‘Tis the Season
It’s that time of year. When the seasons change and nostalgia floods the crisp fall air. For me, at least, this period of transition instinctually brings up memories, many of which were long forgotten. Rose-colored scenes from a holiday gathering or fond memories from a prior trip, nostalgia can warm the heart and jolt you back to a distant, almost foreign past.
These figments are often banal — a glance at a loved one, an ordinary conversation — but sometimes, it’s the major milestones in life that re-appear to wreak havoc in your hippocampus. Passing your driver’s test at age sixteen, testing out your first (flip) phone, a university graduation ceremony. It got me thinking about what existed in my past that doesn’t exist now. And perhaps more curious: what exists now that is unlikely to exist when my future children start banking memories to supply nostalgia in an even further future?
It happens slowly… then all at once. When’s the last time you called a friend? Not texted, not Zoomed, not a predetermined check-in — a spontaneous phone call. Almost never. When I receive an unexpected phone call and it turns out to be a scammer, I’m almost relieved, because from if it were from a known contact I automatically assume it’s some sort of emergency situation. Technology changes our behavior, our habits, the way we experience the physical world.
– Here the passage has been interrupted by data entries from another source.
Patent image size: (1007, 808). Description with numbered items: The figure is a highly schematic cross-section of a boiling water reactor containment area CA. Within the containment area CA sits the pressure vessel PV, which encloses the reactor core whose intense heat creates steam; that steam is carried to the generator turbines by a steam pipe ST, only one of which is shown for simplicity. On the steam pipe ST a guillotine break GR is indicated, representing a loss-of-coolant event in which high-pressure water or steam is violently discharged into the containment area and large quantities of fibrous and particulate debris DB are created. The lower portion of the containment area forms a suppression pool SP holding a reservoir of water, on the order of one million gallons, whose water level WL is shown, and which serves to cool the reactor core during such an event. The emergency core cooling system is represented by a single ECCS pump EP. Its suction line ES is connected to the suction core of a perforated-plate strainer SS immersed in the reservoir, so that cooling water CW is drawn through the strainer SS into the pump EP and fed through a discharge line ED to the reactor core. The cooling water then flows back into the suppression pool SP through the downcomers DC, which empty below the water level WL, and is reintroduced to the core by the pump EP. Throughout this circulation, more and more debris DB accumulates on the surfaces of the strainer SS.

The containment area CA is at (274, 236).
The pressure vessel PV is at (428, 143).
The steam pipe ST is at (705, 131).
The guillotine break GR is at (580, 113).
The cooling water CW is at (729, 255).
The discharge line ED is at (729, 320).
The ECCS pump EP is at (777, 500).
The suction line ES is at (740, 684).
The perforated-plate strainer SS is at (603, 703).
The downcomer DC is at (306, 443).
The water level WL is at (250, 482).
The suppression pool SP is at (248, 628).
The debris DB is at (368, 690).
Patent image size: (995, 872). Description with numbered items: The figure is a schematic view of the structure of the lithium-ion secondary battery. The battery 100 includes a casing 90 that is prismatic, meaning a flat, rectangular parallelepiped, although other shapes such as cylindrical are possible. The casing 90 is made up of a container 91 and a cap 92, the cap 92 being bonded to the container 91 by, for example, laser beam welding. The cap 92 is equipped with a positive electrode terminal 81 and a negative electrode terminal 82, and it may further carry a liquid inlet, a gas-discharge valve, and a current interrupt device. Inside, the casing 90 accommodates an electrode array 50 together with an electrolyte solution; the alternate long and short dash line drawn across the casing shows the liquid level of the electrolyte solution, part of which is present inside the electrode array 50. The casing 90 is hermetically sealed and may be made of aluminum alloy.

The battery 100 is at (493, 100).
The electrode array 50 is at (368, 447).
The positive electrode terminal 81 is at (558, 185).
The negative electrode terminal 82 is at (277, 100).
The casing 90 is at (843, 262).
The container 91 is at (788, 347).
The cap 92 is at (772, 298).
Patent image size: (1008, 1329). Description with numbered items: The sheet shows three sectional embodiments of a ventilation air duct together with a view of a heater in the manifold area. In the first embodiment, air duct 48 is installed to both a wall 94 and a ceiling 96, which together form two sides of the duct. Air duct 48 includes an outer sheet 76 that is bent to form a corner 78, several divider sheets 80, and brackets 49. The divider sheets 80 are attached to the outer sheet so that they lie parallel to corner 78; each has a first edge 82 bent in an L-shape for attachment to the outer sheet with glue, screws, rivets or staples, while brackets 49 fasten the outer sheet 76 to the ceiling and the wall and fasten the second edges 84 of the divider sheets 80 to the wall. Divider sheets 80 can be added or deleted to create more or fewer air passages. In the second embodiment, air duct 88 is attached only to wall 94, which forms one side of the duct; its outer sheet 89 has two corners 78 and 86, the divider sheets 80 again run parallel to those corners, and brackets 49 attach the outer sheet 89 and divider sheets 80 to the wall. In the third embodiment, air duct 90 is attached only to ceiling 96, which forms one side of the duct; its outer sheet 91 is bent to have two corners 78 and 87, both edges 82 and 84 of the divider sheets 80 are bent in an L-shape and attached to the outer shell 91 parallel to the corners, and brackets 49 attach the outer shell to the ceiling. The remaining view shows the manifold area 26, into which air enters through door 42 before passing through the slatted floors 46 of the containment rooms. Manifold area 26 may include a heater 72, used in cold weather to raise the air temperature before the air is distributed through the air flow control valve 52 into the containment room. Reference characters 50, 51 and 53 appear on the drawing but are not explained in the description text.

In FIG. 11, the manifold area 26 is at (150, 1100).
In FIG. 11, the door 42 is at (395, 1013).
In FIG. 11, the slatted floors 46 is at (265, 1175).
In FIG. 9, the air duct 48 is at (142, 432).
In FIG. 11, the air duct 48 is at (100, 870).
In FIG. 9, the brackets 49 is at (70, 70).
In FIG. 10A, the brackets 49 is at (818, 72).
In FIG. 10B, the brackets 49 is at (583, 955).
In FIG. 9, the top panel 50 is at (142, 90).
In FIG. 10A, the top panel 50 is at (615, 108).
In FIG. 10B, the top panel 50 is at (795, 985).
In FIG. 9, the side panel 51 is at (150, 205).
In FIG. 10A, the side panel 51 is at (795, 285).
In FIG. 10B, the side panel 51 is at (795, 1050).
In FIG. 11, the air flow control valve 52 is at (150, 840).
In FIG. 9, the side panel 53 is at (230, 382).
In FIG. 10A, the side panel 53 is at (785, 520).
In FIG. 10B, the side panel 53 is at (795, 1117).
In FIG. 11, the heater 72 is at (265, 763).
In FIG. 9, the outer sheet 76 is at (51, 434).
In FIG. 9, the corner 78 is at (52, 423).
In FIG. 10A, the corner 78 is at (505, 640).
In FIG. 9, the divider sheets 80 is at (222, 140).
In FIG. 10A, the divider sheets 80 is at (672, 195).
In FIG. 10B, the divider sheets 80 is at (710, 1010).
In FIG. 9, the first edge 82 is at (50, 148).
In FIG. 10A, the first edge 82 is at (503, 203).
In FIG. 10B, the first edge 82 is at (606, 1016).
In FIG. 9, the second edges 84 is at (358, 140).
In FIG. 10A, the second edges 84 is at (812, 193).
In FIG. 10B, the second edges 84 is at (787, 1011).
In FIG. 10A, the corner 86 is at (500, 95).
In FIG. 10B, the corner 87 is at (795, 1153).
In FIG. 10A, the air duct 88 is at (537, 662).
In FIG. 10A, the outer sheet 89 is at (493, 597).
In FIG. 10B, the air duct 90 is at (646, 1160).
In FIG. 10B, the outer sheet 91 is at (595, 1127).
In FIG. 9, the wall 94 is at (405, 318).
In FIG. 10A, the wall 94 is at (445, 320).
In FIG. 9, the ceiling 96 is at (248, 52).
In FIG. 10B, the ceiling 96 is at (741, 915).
The rate of change is increasing, so much so that the quintessential moments will be anachronisms before we know it.
Things My Kids Probably Won’t Do
Drive a Car — On a semi-regular basis, I’ll get an early morning FaceTime from my sister (who lives in LA, -9 hours from Paris). She’ll be returning from an evening out and I’ll be starting my day. The first time she flipped the camera to reveal an empty driver’s seat I audibly gasped. Autonomous vehicles will be ubiquitous, it’s not a matter of if but when. In fact, I venture to guess one day human driving will be outlawed — too dangerous! — and you’ll have to go to some driver’s club to get your pedal to the metal fix.
If I were to have a child today, by the time they were sixteen a majority of vehicles will be somewhat to fully autonomous. According to Goldman Sachs, my (fictional) daughter’s Sweet Sixteen present will be a bit different than my own (unless, presumably, she is born in India).
Pay with Cash
Cash is still king, but hardly anyone carries it around anymore. I’m probably biased towards the techno-elites in major metropolitan areas but even the data suggests that:
Compared to 10 years ago, 73% of American consumers are using cash less often [Source: Shift Processing]
All consumer cash payments declined 41.9% from 2016 to 2022 [Source: Capital One Shopping]
In fact, I now feel like an old geezer using a physical credit card. Gen-Z kids barely know what it’s like to carry around plastic, they’ve used Apple Pay out of the womb. The point being, money has been dematerialized progressively over the past several decades to it’s logical local maximum: the secure, connected device you carry with you 24/7. I expect most of the payments upgrades for the coming decade to take place on the backend (financial plumbing, crypto etc.). There could be some interesting movement on user experience (think: experiments like Amazon Go’s cashier-less shops), but by and large, we’ve found the equilibrium of convenience, efficiency and security.
A $1 bill for my kid will be like the “Silver Dollar” my grandparents gave to me — a relic of a bygone era. Perhaps useable but you’ll get a weird look from the person (or machine) ringing you up.
Cast a Vote
Don’t worry, this isn’t a diatribe on the end of democracy. In fact, it’s the opposite. It’s mind boggling to me that the most important election on the planet every four years still relies on technology invented during the Han Dynasty in China (~202BCE).
There are, of course, a few concerns around implementing a new voting system:
Vulnerability to Attacks
Lack of Trust / Public Confidence
UX / Public Understanding (i.e. how it works)
Political Resistance to Change
Regulatory Challenges
Audit Trail
Frankly, the combination of state of the art cryptography (for security, proof of personhood), blockchain (for coordination, audit-ability) and a trusted application layer (developed in house by a government agency — DOGE anyone?) solves three of these problems. Get a crypto-friendly and articulate Senator to push forward a bill and evangelize this to the various states (shouldn’t be to much push back in the coming few years) and you’ve got everything covered.
Admittedly, this is harder than it sounds. In twenty years we’ll either be voting on-chain with our decentralized identities with a public audit and real-time dashboard on election day or we’ll still be scribbling in tiny ovals with #2 pencils like we’re taking the SAT again. Stasis in this respect indicates a bigger underlying problem.
Write in Cursive
Handwriting, I almost forgot handwriting. When’s the last time you wrote a note… in cursive!? A recent Waking Up episode on Technology & Culture with Christine Rosen brought this to my attention again.
Let’s see what the future holds. Until then, every time I feel an autumn breeze against my face, I’ll get ever so wistful about sharpening a pencil or shifting gears in a Fiat 500 rental. I may be melancholy that my future children will never experience these wonderfully ordinary activities, but I’ll be overjoyed with the weird and wild future that lies ahead.